Les marques qui viennent vous voir le font-elles par conviction ou pour des enjeux business ?
A. H. : Les jeunes générations les boycottent, leurs actionnaires leur mettent la pression… Certaines le font donc par intérêt économique et marketing. Elles ont conscience d'avoir une image qui n'est pas suffisamment Diversity, Equality and Inclusion. Ils voient dans une collaboration avec les artistes de notre agence une façon plus simple et plus rapide de faire un premier pas. Elles souhaitent capitaliser sur l'artiste, le mettre en avant dans une future campagne de communication. Nous ne sommes pas dupes. Les artistes non plus. Mais ce qui compte, c'est qu'on donne de la visibilité à des artistes sous-représentés. C'est une situation win-win. Et puis, il y a des marques qui sont fondamentalement éthiques et réellement engagées dans cette démarche. C'est important pour elles de supporter des artistes et des compositeurs sous-représentés. Plus les marques donneront de la visibilité aux différentes communautés, plus la société changera.

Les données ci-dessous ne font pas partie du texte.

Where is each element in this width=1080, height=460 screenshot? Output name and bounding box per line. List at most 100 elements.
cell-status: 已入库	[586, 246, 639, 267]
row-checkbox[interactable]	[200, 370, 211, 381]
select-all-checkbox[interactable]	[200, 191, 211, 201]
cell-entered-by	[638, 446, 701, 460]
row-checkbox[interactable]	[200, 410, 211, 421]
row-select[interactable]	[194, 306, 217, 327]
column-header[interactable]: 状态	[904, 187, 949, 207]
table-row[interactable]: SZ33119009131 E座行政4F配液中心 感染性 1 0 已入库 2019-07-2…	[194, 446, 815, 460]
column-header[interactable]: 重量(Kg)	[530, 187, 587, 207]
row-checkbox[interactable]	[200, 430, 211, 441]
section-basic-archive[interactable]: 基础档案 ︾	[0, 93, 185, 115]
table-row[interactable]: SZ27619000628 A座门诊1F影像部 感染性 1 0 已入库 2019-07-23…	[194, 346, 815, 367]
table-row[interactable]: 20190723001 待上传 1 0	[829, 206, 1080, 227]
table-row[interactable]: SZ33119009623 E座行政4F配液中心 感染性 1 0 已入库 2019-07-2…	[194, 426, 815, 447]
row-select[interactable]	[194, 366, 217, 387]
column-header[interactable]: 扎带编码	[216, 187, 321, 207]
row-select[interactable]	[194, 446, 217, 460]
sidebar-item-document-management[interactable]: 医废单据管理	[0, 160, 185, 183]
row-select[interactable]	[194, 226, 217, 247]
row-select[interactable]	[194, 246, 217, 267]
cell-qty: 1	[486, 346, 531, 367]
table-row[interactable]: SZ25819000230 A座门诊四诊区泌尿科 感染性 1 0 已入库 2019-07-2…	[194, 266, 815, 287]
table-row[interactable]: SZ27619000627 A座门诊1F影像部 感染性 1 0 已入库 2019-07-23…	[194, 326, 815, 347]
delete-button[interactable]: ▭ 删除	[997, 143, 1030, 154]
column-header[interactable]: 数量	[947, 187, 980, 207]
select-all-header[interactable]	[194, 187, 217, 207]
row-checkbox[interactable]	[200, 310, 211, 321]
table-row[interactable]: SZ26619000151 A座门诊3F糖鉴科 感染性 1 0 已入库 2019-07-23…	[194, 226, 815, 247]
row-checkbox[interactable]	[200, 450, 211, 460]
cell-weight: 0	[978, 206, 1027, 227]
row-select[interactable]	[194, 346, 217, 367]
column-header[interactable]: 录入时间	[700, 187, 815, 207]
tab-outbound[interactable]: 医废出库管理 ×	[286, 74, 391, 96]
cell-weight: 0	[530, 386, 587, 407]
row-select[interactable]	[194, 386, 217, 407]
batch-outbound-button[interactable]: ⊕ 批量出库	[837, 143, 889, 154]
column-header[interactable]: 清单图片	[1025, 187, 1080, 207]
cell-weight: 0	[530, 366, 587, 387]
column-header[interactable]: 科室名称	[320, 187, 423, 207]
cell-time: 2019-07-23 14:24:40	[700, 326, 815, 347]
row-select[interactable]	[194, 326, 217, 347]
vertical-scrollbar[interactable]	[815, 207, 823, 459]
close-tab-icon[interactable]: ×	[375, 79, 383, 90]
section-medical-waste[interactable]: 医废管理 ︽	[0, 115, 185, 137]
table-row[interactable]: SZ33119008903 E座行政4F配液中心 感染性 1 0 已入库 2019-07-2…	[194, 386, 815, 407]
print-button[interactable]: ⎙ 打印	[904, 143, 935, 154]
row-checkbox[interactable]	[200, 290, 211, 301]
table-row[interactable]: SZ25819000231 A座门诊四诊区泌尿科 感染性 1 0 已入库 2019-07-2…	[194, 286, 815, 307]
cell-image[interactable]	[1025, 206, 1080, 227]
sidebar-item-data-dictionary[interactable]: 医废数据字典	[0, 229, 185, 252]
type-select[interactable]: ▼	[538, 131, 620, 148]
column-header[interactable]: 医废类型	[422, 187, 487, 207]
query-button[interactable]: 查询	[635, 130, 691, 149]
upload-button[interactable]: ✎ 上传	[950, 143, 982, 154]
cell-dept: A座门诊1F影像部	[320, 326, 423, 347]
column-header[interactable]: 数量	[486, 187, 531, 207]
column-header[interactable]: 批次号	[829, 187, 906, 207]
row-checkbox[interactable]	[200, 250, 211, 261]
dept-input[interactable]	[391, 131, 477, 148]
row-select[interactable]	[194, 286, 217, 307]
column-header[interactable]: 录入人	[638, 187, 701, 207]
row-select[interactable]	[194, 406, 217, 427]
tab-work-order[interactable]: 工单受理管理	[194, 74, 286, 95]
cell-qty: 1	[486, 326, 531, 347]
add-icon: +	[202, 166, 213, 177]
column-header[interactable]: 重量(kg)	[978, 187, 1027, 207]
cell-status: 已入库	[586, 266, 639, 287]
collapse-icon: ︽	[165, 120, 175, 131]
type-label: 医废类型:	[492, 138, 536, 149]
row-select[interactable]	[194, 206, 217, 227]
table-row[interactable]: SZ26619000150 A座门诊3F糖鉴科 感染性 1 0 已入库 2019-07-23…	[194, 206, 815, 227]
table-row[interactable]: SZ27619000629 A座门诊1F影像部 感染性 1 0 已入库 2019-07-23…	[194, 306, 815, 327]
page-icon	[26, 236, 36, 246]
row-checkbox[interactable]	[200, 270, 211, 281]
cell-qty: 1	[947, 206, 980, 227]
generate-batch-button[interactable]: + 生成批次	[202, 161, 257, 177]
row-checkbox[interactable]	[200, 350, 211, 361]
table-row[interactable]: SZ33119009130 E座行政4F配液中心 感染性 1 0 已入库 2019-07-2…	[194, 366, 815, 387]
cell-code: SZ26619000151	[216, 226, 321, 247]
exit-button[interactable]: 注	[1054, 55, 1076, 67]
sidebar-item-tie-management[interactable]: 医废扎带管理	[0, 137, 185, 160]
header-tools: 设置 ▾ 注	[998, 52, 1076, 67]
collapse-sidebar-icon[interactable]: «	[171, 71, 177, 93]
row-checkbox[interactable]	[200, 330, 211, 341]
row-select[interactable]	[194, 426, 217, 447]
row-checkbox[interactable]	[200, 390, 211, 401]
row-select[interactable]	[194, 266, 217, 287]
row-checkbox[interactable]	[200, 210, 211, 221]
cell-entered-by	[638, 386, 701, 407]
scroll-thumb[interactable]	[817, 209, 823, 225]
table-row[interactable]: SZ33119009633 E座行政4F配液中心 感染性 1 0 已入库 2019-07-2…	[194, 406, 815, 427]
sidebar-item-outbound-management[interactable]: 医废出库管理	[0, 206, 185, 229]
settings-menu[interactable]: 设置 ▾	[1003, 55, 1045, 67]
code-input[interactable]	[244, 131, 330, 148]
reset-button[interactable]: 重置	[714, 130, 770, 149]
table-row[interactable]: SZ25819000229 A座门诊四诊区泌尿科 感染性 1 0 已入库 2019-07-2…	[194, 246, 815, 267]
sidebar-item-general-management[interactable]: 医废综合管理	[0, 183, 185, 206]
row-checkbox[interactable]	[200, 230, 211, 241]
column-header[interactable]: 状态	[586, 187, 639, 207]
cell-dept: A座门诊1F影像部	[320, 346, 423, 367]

Si chacun met sa pierre à l'édifice, le club des Frat Boys devra s'ouvrir.
Certains artistes refusent de s'associer avec des marques qui ne représentent pas leur valeur ?
A. H. : On le voit avec certains rappeurs par exemple. Certaines marques veulent ajouter une petite touche de coolitude à leur image. La vraie question est de savoir si ça colle avec le message qu'elles veulent délivrer, et avec leur target audience. Mais l'inverse est aussi vrai. Il est fondamental que les artistes travaillent avec des marques qu'ils aiment et avec lesquelles ils sont alignés. Il en va de leur crédibilité. Ça permet d'être beaucoup plus créatif et impactant. C'est une collaboration étroite. Beaucoup d'artistes se renseignent sur la marque. Où sont fabriqués les produits ? Sont-elles écoresponsables ? S'ils sont fiers de représenter une marque et ses valeurs, ils en parlent à leur communauté sur les réseaux sociaux. C'est un cercle vertueux.
Au-delà, les marques qui misent sur la notoriété ne prennent-elles pas le risque de s'effacer derrière l'image de l'artiste ?
A. H. : Tout à fait. On va dire : « c'est la pub avec la chanson de Dua Lipa » sans se souvenir du produit. Le risque est de ne pas être identifié. Sur les 30 dernières années, le morceau Happy Together des Turles doit avoir le palmarès de la chanson la plus utilisée dans la pub. Les gens connaissent et aiment le morceau. Le message est facilement compréhensible. Mais sert-il la marque ? Pour impacter, une identité doit être unique.
Parmi vos piliers, l'innovation technologique, pourquoi ?
A. H. : Depuis trois ans, nous avons un partenariat axé sur l'IA et le branding sonore avec l'Université de Sheffield. Nous travaillons sur les manières dont l'innovation technologique peut servir l'univers de l'identité sonore. Beaucoup s'inquiètent que l'intelligence artificielle remplace les compositeurs. De notre côté, nous partons du principe que l'IA peut aider, si et seulement si, elle est guidée humainement. L'idée créative viendra toujours de l'humain. Nous envisageons la technologie comme libératrice de la créativité. On parle d'intelligence artificielle, mais de quelle intelligence parle-t-on ? Il y a différentes formes d'intelligence. L'intelligence émotionnelle ne peut pas être remplacée par une machine. La technologie augmente les possibilités, ouvre le champ des possibles et permet aux artistes de se focaliser sur la composition et in fine sur la human touch.